5. How we protect your information (Security)
- Encryption in transit: all traffic to and from the Site is served over HTTPS (TLS 1.2 or higher). API tokens are transmitted only over encrypted channels.
- Encryption at rest: our database is encrypted at rest (AES-256). Object storage (uploaded photos) is encrypted at rest by our cloud provider.
- Access controls: production access is limited to authorized personnel via SSO with multi-factor authentication. We follow the principle of least privilege.
- Token storage: OAuth tokens (including Pinterest, Google, Meta) are stored encrypted, scoped to specific functions, and refreshed/rotated on schedule. Tokens are revoked on user disconnect.
- Vendor security: we work only with sub-processors who maintain industry-standard security certifications (SOC 2, ISO 27001 where applicable).
- Incident response: in the event of a data breach affecting your personal information, we will notify affected users and applicable authorities without undue delay and within timelines required by applicable law (including the 72-hour rule under GDPR).
6. How long we keep your information (Retention)
We retain personal information only as long as necessary for the purposes described in this policy, or as required by law:
- Account and order data: retained while your account is active and for 7 years after your last order to comply with US tax and accounting requirements.
- Uploaded photos: retained for 90 days after your last order using that photo, then automatically deleted from object storage. You may request earlier deletion at any time.
- Marketing email lists: retained until you unsubscribe, then deleted within 30 days.
- Web analytics and ad-platform event data: retained for up to 24 months in aggregate, in line with Pinterest, Meta, and Google's standard windows.
- OAuth tokens for connected platforms: retained only while the connection is active. Disconnecting a platform deletes the token immediately.
- Support correspondence: retained for 3 years from the date of the last message.
- Backups: encrypted backups are retained for up to 35 days on a rolling basis and then permanently deleted.
After applicable retention periods, data is permanently deleted or irreversibly anonymized.
7. Your rights and choices
Depending on where you live, you may have the following rights:
- Access the personal information we hold about you.
- Correct inaccurate information.
- Delete your information (subject to legal retention requirements).
- Port your data to another service.
- Object to or restrict certain processing, including direct marketing.
- Withdraw consent at any time where processing is based on consent.
- Opt out of the sale or sharing of personal information (we do not sell, but you may exercise this right under CCPA).
- Lodge a complaint with a supervisory authority (EEA/UK residents).
To exercise any of these rights, email [email protected]. We respond within 30 days.
8. Cookies and tracking
We use first-party cookies for authentication and cart state, and third-party cookies/pixels (Pinterest tag, Meta pixel, Google Analytics) for advertising measurement. You can control cookies through your browser settings. Disabling cookies may break checkout and account features.
9. Children
The Site is not intended for children under 13 (or under 16 in the EEA/UK). We do not knowingly collect personal information from children. If you believe a child has provided us with information, contact [email protected] and we will delete it.
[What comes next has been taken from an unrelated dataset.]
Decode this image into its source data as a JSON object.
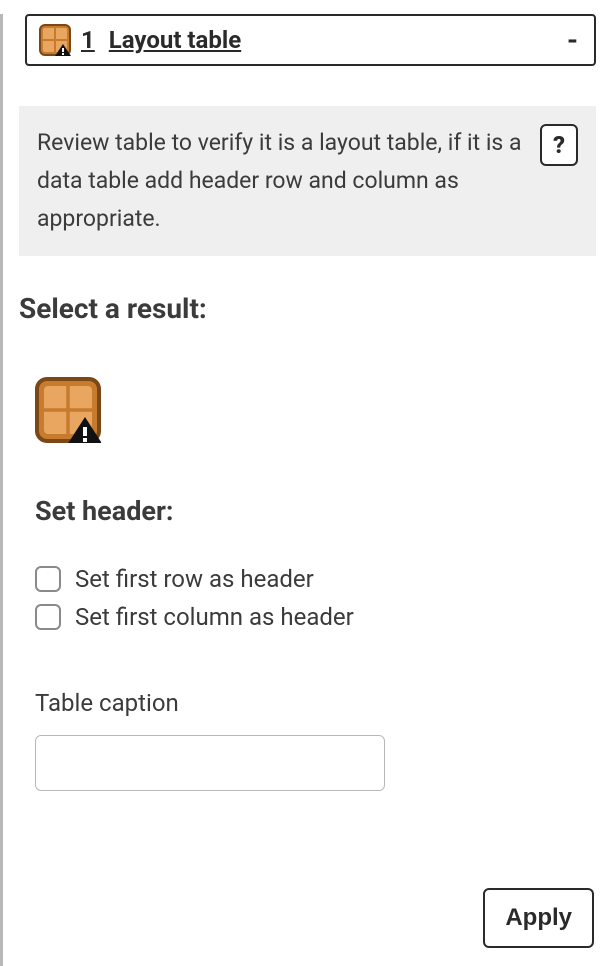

10. International transfers
We are headquartered in the United States. If you access the Site from outside the US, your information will be transferred to and processed in the US. Where required, we rely on Standard Contractual Clauses (SCCs) and equivalent safeguards.
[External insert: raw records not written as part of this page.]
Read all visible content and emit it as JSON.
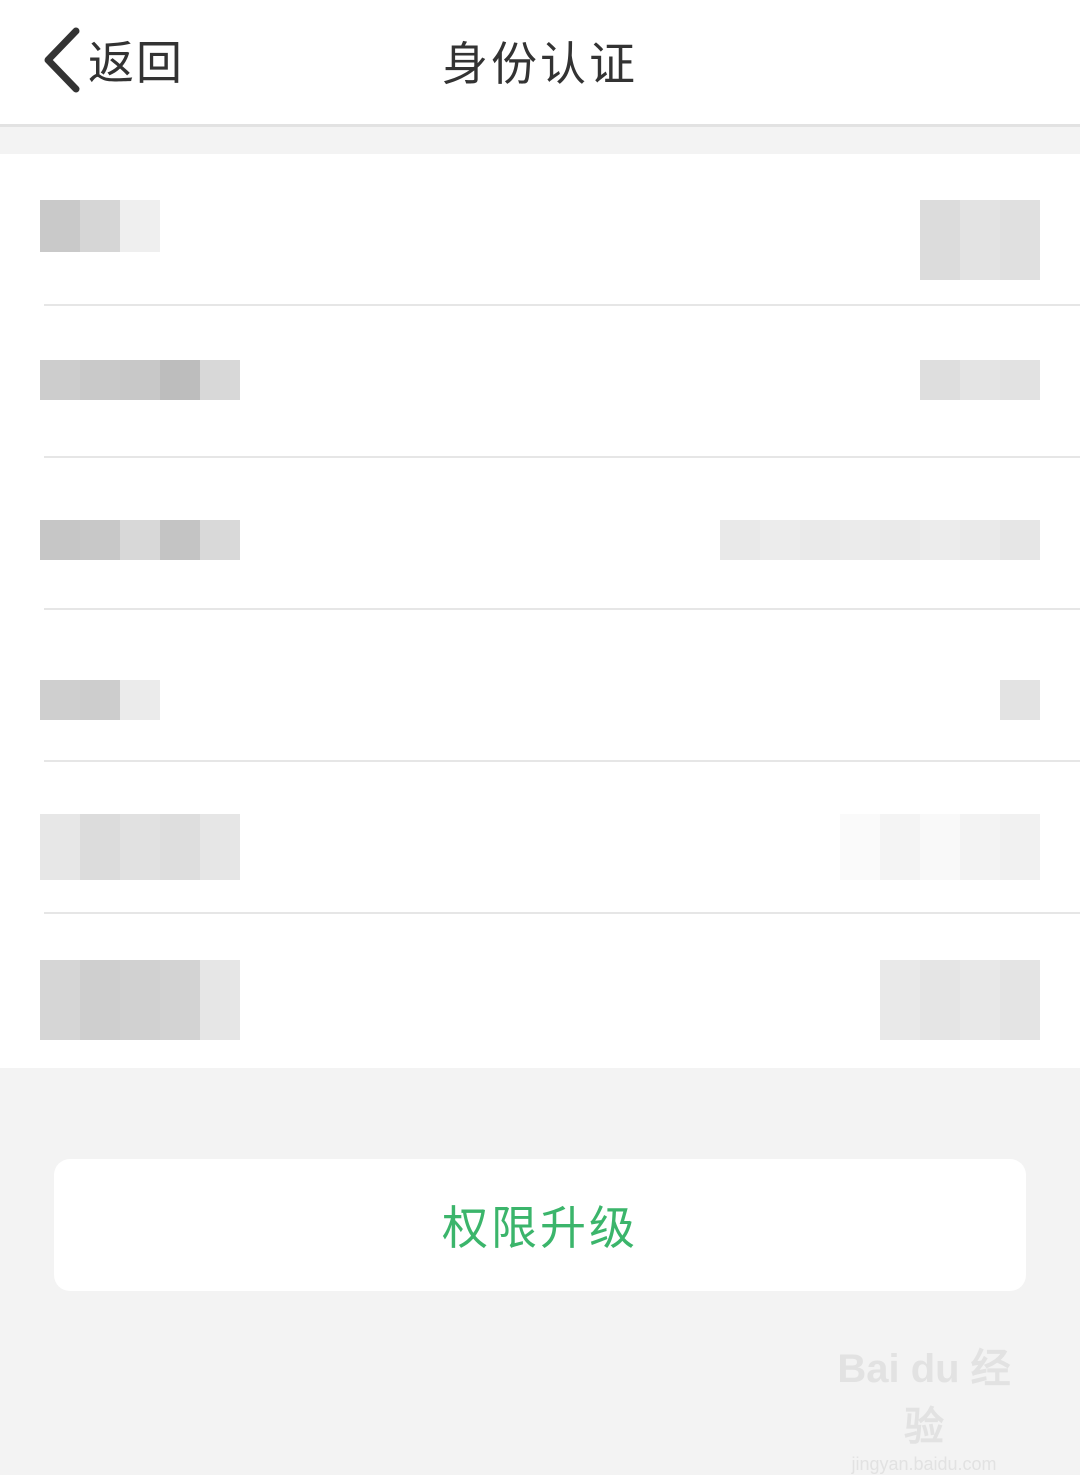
{
  "header": {
    "back_label": "返回",
    "title": "身份认证",
    "back_icon": "chevron-left-icon"
  },
  "list": {
    "rows": [
      {
        "state": "pixelated"
      },
      {
        "state": "pixelated"
      },
      {
        "state": "pixelated"
      },
      {
        "state": "pixelated"
      },
      {
        "state": "pixelated"
      },
      {
        "state": "pixelated"
      }
    ]
  },
  "action": {
    "upgrade_label": "权限升级",
    "accent_color": "#3bb56b"
  },
  "watermark": {
    "logo": "Bai du 经验",
    "url": "jingyan.baidu.com"
  }
}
11. Changes to this policy
We may update this Privacy Policy from time to time. The “Last updated” date at the top reflects the most recent change. Material changes will be communicated via email or a banner on the Site at least 14 days before they take effect.
12. Contact us
For any privacy-related question, complaint, or rights request, contact:
- Email: [email protected]
- General support: [email protected]
- Mail: Fuzzly Designs LLC, Privacy Office, 2810 N Church St #99551, Wilmington, DE 19802, USA
Fuzzly Designs LLC is a Delaware limited liability company. This policy is governed by the laws of the State of Delaware, USA.